Choosing safe sleeping pills depends on how severe a person's insomnia is, and which other medications he is taking. If insomnia occurs only on occasion, over-the-counter sleeping pills are usually safe. The active ingredients in these tablets include diphenhydramine and acetaminophen. The combination of these two ingredients quickly induce sleep, but can cause daytime drowsiness.
Sometimes, insomnia can be disruptive to a person's daily routine. He might experience profound daytime sleepiness that prevents him from doing his job or impedes his driving skills. In these cases, a physician needs to be notified so that an effective treatment plan, which might include safe sleeping pills, can be employed. Before the physician prescribes general sleeping pills, he will usually take a detailed medical history and ask the patient if he is taking other medications.
Although medications prescribed by a doctor are generally considered safe sleeping pills, they can cause significant side effects. These can include profound tiredness, dizziness, and dry mouth. In addition, the pills can cause urinary retention, itchy skin, and dry eyes. Also, even safe sleeping pills can cause addiction or dependence, and should only be taken in extreme cases of insomnia, and only under the strict supervision of the physician.

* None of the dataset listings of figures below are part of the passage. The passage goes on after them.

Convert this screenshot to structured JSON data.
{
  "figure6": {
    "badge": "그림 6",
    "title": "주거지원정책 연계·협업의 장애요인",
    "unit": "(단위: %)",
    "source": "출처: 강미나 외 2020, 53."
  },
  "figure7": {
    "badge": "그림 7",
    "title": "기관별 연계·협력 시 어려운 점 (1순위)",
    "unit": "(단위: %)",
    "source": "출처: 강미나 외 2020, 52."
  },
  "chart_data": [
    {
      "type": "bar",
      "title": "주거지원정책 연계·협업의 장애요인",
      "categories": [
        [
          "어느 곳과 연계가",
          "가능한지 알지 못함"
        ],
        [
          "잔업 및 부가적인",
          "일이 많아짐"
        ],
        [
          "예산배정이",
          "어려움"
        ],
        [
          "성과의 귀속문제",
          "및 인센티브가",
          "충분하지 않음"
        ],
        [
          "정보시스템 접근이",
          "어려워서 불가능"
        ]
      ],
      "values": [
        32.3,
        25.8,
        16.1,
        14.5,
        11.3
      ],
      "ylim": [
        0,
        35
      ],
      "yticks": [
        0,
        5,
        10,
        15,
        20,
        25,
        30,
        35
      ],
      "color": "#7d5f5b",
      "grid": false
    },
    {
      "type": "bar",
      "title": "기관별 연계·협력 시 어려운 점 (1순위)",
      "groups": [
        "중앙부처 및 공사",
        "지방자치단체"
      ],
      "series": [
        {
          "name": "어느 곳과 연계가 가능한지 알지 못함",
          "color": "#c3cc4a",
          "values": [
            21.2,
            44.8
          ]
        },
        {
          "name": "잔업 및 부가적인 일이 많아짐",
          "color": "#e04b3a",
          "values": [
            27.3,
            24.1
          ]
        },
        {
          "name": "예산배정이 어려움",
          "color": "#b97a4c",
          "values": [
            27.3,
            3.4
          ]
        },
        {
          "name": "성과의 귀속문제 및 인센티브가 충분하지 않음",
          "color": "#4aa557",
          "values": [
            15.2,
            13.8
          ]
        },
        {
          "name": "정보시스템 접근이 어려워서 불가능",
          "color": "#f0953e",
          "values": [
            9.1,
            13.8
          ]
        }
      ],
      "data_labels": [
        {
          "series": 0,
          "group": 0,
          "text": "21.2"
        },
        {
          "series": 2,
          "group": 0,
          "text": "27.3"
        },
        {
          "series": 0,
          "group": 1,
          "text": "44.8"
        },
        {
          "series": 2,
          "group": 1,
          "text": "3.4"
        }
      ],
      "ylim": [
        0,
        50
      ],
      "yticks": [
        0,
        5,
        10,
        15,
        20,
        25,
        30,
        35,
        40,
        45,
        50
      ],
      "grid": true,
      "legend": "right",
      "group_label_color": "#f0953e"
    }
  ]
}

Prescription sleeping pills should not be confused with anti-anxiety medications. These drugs are very effective in treating symptoms of anxiety such as insomnia and anxiousness, but they are not classified as prescription sleeping pills. Some prescription sleeping pills are popular and commonly used, however, taking them for extended periods of time can render them less effective over time, and cause major side effects such as sleepwalking.
Both over-the-counter and prescription sleeping pills have side effects, and simply because sleep preparations can be obtained without a prescription, does not automatically make them safe sleeping pills. In fact, sleeping pills of any type can intensify the effects of certain medications, including some heart medications, anti-anxiety medications, and certain analgesics.
Sleeping pills should never be taken will alcoholic beverages, because even safe sleeping pills, in combination with alcohol, can be dangerous. Sleeping pills not only intensify the effects of alcohol, mixing the two can be deadly. If an person accidentally mixes alcohol and sleeping pills, an emergency medical evaluation and intervention is required because a delay in treatment can prove fatal. A gastric lavage, or "stomach pumping" can be done in the emergency room to remove the mixture from the stomach.